Até hoje não sei o motivo de não ter aulas sobre a sua visão das emoções na faculdade de psicologia
Vamos lá, vamos entender sua teoria
Não rir, nem lamentar-se, nem odiar, mas compreender
Baruch Espinosa
Benedito de Espinosa (Assinou Baruch em vários trabalhos, pela condição de judeu nascido e criado em Amsterdã (1632 – 1677) é esse bonitinho da da imagem aí.
Mente e corpo
Antes dele havia praticamente uma única ideia sobre mente (ou alma para a filosofia) e corpo. A mente é o piloto do corpo, devendo o controlar e/ou o guiar.
Para o Bento, mente e corpo estão no mesmo patamar, são partes de um mesmo ser, em que se expressa de meios diferentes.
Afinal todas as informações que a mente recebe vêm dos estímulos corporais, ou seja, tudo que sabemos é o que acontece com o corpo. Então não deveríamos jogar um contra o outro, mente vs corpo, e sim, entendermos que um precisa do outro, um é o outro.
Por exemplo, como você sabe que gosta de chocolate? Porque o provou e gostou, certo? Seria impossível você gostar de chocolate e saber disso, se não tivesse um corpo em contato com o chocolate, para sentir algo, e a mente então colhe esse encontro entre sua boca, e o chocolate, vê o afeto que isso causou e então tem ideias e pensamentos sobre isso.
O caminho para a razão para Espinosa é impossível sem ter experiências corporais.
Veja só
A conexão de mente e corpo fica clara por meio dos afetos. Quando acontece algo e isso nos afeta como tristeza por exemplo. Quanto mais tristes estamos, pior nossa capacidade de agir e de pensar, não é mesmo?
A mente pensa o tanto quanto o corpo faz. Um não é melhor que o outro.
Mente e corpo tem um único proposito para esse filósofo: Alcançar a liberdade, a felicidade e a virtude.
Quanto mais se conhece, mais chances de sentir mais.
Beleza, Bentinho, algo acontece, e diante disso algo acontece dentro de mim e produz um afeto, e então penso algo. Mas…
Da onde surge o afeto, o que são exatamente?
Por afeto compreendo as afecções do corpo, pelas quais sua potência de agir é aumentada ou diminuída”
Baruch Espinosa
As afecções são o corpo sendo afetado pelo mundo. O encontroentre o chocolate, a boca, e a sensação. Pode pensar em qualquer situação, pois tudo produz um afeto (emoção) em nós.
Para entender isso é preciso falar de uma palavrinha em latim Conatus, significa esforço. Espinosa acreditava que tudo que existe, possui uma essência, Conatus, um desejo, uma potência de criar condições para preservar nosso ser.
Conatus é desejo, e a variação dele para mais ou para menos tem dois nomes:
Aquilo que produz mais conatus em você, ou seja, quando seu desejo, sua potência aumenta, isso chama-se alegriae quando algo interrompe, atrapalha seu desejo, chama-se tristeza.

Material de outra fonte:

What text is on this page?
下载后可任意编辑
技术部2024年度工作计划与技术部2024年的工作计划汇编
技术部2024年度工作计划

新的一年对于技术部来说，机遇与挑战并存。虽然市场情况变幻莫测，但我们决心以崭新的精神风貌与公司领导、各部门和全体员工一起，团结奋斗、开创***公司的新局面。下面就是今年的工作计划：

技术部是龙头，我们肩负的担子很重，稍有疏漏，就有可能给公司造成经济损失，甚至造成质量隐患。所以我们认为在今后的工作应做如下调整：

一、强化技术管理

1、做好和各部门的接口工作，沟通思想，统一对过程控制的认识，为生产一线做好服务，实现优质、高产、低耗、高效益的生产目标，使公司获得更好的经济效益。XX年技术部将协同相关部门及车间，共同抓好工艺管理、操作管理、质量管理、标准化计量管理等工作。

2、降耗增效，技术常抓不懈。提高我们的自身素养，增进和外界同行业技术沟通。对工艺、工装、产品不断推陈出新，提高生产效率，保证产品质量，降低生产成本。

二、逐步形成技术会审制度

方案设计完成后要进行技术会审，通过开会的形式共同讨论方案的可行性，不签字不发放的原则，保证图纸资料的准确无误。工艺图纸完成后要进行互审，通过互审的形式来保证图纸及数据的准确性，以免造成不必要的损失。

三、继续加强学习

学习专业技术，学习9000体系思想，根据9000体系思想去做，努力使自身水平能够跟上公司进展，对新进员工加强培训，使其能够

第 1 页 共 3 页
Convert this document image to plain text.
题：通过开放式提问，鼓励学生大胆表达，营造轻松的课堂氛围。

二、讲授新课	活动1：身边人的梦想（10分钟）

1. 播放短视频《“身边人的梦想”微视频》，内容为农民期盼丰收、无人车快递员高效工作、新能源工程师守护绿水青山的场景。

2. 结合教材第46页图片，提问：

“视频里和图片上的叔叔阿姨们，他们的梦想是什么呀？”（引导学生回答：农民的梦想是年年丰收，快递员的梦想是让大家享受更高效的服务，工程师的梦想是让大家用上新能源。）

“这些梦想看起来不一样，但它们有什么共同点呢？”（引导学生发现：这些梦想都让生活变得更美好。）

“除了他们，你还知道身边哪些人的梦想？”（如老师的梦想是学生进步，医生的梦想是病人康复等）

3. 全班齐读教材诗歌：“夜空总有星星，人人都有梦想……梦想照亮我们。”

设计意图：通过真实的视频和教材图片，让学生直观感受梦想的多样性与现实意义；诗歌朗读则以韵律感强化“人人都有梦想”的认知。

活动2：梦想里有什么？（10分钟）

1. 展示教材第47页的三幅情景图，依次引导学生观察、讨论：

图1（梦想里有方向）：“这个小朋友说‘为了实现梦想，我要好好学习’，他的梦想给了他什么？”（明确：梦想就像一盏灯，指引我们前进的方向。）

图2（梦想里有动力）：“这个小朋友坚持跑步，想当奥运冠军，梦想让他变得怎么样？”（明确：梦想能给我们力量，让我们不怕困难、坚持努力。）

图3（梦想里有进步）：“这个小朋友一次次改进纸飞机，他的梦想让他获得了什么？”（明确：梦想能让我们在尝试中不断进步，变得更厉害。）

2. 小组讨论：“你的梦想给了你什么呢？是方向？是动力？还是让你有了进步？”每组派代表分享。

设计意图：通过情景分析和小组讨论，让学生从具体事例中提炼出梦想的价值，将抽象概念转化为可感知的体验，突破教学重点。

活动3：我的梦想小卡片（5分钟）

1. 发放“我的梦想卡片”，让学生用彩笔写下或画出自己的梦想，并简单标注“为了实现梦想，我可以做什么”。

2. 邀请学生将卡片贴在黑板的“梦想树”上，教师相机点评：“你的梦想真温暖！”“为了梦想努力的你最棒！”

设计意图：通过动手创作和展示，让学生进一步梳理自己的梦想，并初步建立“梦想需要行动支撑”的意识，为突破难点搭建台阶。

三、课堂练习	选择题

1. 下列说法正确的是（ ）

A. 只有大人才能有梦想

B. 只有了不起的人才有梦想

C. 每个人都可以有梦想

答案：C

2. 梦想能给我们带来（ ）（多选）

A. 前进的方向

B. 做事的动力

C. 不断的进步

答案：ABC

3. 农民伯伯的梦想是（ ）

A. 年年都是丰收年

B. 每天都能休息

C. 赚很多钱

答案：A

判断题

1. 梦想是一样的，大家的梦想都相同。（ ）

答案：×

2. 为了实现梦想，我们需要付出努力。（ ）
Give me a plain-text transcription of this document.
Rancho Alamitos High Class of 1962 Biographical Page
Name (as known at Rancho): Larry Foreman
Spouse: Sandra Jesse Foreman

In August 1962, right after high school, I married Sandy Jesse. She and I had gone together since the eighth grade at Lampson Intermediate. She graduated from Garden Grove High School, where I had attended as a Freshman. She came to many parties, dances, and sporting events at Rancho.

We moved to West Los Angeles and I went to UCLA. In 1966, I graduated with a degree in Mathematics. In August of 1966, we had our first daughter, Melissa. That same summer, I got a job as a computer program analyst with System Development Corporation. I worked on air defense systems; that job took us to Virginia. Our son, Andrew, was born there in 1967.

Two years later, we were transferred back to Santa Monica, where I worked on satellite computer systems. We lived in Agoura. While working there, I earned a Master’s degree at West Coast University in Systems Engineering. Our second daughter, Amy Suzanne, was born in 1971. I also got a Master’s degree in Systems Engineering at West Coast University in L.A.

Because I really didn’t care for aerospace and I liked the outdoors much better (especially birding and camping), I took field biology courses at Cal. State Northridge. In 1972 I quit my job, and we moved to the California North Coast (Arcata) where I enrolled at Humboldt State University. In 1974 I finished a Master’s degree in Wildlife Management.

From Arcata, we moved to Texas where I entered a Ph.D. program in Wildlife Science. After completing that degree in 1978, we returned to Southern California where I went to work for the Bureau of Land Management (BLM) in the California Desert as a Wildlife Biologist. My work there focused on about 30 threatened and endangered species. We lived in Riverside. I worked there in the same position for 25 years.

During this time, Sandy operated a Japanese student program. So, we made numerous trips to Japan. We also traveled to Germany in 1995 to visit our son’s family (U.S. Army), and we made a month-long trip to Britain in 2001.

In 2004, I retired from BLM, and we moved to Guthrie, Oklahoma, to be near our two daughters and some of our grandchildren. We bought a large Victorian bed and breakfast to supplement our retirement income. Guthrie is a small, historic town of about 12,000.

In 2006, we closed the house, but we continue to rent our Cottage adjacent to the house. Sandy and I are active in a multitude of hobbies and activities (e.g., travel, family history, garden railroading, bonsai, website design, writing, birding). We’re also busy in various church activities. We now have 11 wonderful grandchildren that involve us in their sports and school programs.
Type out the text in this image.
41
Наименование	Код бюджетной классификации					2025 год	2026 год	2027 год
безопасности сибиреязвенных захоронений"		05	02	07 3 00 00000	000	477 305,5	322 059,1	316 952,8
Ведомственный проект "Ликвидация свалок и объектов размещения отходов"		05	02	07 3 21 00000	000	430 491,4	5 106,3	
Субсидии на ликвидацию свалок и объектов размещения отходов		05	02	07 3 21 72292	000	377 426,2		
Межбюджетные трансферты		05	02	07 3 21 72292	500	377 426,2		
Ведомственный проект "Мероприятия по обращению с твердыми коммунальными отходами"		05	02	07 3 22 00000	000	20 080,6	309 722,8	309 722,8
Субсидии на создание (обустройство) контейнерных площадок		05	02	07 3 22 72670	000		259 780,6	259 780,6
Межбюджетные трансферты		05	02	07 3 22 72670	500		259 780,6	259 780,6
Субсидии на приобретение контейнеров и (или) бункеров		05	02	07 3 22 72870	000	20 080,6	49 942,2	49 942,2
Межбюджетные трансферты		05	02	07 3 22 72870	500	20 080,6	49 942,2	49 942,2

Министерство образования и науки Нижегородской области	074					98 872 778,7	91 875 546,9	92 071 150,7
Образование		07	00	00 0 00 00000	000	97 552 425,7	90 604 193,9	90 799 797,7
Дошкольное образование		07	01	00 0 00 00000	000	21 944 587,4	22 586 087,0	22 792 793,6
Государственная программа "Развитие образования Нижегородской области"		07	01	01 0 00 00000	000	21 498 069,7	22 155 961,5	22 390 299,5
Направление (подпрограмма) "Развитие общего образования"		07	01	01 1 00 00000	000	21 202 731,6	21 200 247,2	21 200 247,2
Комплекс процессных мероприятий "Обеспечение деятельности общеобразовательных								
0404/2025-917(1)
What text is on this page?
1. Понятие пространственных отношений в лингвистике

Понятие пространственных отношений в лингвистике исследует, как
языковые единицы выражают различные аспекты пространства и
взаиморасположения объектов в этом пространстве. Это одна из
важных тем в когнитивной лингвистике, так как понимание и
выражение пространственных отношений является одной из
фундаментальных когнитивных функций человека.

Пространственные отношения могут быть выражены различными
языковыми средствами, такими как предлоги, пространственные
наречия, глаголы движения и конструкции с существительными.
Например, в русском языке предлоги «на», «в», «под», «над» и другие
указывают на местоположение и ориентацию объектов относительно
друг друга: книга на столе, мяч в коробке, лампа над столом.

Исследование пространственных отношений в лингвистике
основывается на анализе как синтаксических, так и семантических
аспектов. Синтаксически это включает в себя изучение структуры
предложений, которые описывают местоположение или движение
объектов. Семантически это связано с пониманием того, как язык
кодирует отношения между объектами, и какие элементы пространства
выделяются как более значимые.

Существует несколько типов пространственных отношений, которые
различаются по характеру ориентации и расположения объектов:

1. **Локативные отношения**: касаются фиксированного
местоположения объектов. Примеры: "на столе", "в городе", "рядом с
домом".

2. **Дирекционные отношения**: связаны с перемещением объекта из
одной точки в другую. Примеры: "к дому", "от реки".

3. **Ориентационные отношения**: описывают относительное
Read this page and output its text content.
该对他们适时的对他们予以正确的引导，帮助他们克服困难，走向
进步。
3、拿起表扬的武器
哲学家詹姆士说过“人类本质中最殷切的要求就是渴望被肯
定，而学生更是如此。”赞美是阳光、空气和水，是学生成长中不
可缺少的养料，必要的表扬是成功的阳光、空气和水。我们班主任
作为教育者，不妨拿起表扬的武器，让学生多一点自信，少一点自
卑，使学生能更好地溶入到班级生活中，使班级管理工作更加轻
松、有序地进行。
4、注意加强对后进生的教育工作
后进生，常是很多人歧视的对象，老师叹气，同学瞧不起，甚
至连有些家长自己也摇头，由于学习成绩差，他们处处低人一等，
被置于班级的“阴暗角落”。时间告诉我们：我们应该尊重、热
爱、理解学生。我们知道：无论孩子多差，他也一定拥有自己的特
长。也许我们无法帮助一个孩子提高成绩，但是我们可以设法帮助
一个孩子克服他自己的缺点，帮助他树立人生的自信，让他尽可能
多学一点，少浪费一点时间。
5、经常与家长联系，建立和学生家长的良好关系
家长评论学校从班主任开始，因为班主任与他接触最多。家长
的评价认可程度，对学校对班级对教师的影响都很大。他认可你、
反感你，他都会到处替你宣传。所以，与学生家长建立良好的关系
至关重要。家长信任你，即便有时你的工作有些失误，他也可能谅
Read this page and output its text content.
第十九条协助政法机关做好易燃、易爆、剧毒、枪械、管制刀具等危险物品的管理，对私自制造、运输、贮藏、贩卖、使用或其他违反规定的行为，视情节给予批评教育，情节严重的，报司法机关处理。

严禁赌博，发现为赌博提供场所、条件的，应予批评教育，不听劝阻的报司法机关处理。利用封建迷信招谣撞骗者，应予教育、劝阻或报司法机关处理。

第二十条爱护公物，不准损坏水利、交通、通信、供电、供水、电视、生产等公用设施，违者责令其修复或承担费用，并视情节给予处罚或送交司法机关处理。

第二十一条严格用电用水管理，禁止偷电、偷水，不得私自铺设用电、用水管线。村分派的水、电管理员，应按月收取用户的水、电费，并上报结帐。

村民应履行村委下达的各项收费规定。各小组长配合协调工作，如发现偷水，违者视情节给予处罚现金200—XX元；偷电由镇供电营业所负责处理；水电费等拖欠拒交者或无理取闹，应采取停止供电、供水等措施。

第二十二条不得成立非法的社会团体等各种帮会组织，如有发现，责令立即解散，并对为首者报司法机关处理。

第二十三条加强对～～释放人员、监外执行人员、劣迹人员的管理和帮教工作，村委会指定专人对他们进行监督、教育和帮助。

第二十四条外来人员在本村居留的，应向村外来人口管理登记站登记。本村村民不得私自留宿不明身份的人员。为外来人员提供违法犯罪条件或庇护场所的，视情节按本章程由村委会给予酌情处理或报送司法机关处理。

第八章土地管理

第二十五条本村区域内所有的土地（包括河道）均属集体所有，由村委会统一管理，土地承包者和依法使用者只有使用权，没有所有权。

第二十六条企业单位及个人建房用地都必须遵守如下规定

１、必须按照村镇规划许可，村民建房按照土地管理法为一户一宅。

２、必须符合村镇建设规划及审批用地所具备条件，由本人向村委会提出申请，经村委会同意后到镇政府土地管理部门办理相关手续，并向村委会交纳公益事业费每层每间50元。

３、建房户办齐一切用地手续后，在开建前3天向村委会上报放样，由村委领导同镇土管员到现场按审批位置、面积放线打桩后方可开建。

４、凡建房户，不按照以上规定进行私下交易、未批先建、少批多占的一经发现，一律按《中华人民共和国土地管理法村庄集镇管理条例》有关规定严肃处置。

Estes dois afetos são os geradores de todos os outros que sentimos: amor, ódio, inveja, contentamento, etc.
Porem diferente da psicologia atual, para esse autor o que sentimos não causa nosso comportamento, mas sim são a própria consequência de nosso comportamento.
Não deixa de estar certo também não é mesmo? Afinal se eu quero sair, mas não saio, a consequência disso é tristeza, pois enfraquece, atrapalha, meu desejo de sair. Difícil, mas em 2020 tente ficar em casa em! e criar novas formas de alegria, ou seja, novas formas de aumentar sua potência de pensar e agir, novas formas de elevar seu conatus.
Conclusão:
Não desejamos algo por ser bom, mas algo é bom poque desejamos. Para Espinosa o ser humano não é algo vazio a ser preenchido ele é a vida que quer a si mesmo, é a procura por potência para ampliar a capacidade de existir e se alegrar e construir seu mundo.
O que sentimos é nosso, exclusivo, é uma forma de nos conhecermos, apenas sentimos, não podemos escolher o que sentimos, mas o que fazer com isso.
Corpo e mente são mecanismos de um mesmo corpo, com uma mesma finalidade, reconhecer e criar formas de alegria.